Why Nations Fail: The Origins of Power, Prosperity, and Poverty

Why Nations Fail

The Origins of Power, Prosperity, and Poverty

2012 • 529 pages

Ratings55

Average rating3.7

15

The big revelation of this book is that nations with absolutist governments that are ruled by greed and exploit their populations won't prosper. Who would have thought? That's not necessarily how the authors phrase it, but that's my takeaway. They would phrase it as: Nations with inclusive economic and political institutions fare better than nations with extractive economic and political institutions.

They are very dismissive of the claim that geography, biogeography and climate are fundamental reasons for why some societies fare better than other. Yet they don't really explain what causes inclusive healthy societies to originate in the first place.
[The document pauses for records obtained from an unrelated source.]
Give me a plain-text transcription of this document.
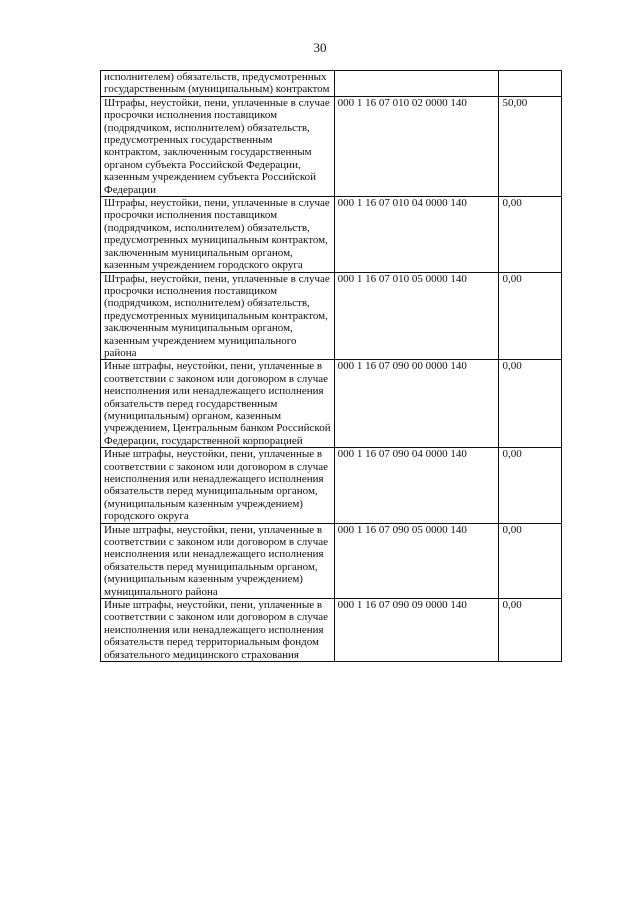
30
исполнителем) обязательств, предусмотренных государственным (муниципальным) контрактом		
Штрафы, неустойки, пени, уплаченные в случае просрочки исполнения поставщиком (подрядчиком, исполнителем) обязательств, предусмотренных государственным контрактом, заключенным государственным органом субъекта Российской Федерации, казенным учреждением субъекта Российской Федерации	000 1 16 07 010 02 0000 140	50,00
Штрафы, неустойки, пени, уплаченные в случае просрочки исполнения поставщиком (подрядчиком, исполнителем) обязательств, предусмотренных муниципальным контрактом, заключенным муниципальным органом, казенным учреждением городского округа	000 1 16 07 010 04 0000 140	0,00
Штрафы, неустойки, пени, уплаченные в случае просрочки исполнения поставщиком (подрядчиком, исполнителем) обязательств, предусмотренных муниципальным контрактом, заключенным муниципальным органом, казенным учреждением муниципального района	000 1 16 07 010 05 0000 140	0,00
Иные штрафы, неустойки, пени, уплаченные в соответствии с законом или договором в случае неисполнения или ненадлежащего исполнения обязательств перед государственным (муниципальным) органом, казенным учреждением, Центральным банком Российской Федерации, государственной корпорацией	000 1 16 07 090 00 0000 140	0,00
Иные штрафы, неустойки, пени, уплаченные в соответствии с законом или договором в случае неисполнения или ненадлежащего исполнения обязательств перед муниципальным органом, (муниципальным казенным учреждением) городского округа	000 1 16 07 090 04 0000 140	0,00
Иные штрафы, неустойки, пени, уплаченные в соответствии с законом или договором в случае неисполнения или ненадлежащего исполнения обязательств перед муниципальным органом, (муниципальным казенным учреждением) муниципального района	000 1 16 07 090 05 0000 140	0,00
Иные штрафы, неустойки, пени, уплаченные в соответствии с законом или договором в случае неисполнения или ненадлежащего исполнения обязательств перед территориальным фондом обязательного медицинского страхования	000 1 16 07 090 09 0000 140	0,00
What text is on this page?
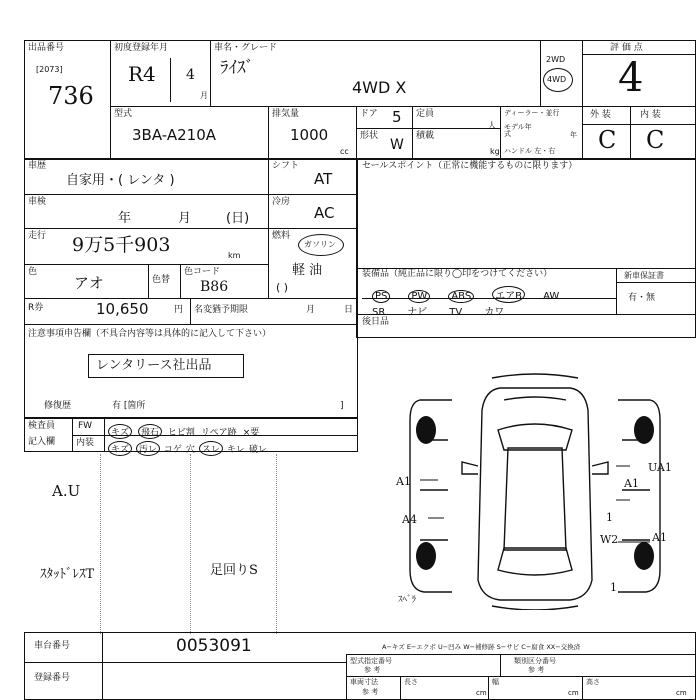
出品番号
[2073]
736
初度登録年月
R4 4
月
車名・グレード
ﾗｲｽﾞ
4WD X
2WD
4WD
評 価 点
4
型式
3BA-A210A
排気量
1000
cc
ドア 5 定員
人
形状
W
積載
kg
ディーラー・並行
モデル年式	年
ハンドル 左・右
外 装	内 装
C C
車歴
自家用・( レンタ )
シフト
AT
車検
年	月	(日)
冷房
AC
走行 9万5千903	km
燃料
ガソリン
軽 油
( )
色
アオ	色替
色コード
B86
R券	10,650	円 名変猶予期限	月	日
注意事項申告欄（不具合内容等は具体的に記入して下さい）
レンタリース社出品
修復歴	有 [箇所	]
検査員
記入欄
FW
内装
キズ 飛石 ヒビ割 リペア跡 ×要
キズ 汚レ コゲ 穴 スレ キレ 破レ
A.U
ｽﾀｯﾄﾞﾚｽT	足回りS
セールスポイント（正常に機能するものに限ります）
装備品（純正品に限り◯印をつけてください）	新車保証書
有・無
PS PW ABS エアB AW
SR ナビ TV カワ
後日品
A1	A1
A4
UA1
W2	A1
1
1
ｽﾍﾞﾗ
車台番号	0053091
登録番号
A−キズ E−エクボ U−凹み W−補修跡 S−サビ C−腐食 XX−交換済
型式指定番号
参 考
類別区分番号
参 考
車両寸法
参 考
長さ
cm
幅
cm
高さ
cm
The bottom line could be, that economic and political systems are complex, and once they are established, they are hard to course-correct.

Nevertheless this is an interesting read. I don't have an issue with the content, rather with how they frame it as a novel take. It has some structural issues, as the second half with the case studies feels way too long.

Once extractive exploitative power structures are in place, it's hard to escape them. In a vicious cycle, tyrants are expelled only for a new power elite to emerge. That's why so many ex-colonial nations are failing. The colonial powers left behind a system built on the exploitation of nature and people, that simply falls into the hands of the next power-hungry rulers.

Despite exploitation enabling some growth, extractive institutions ultimately will stagnate, as they are blocking any attempts at bottom-up innovations. Innovations are drivers of creative destruction. Old industries must fall for new to emerge, and the current elite and their friends have all their money invested in the old industries. Similarly innovation won't happen, if no one is given the incentive to invent.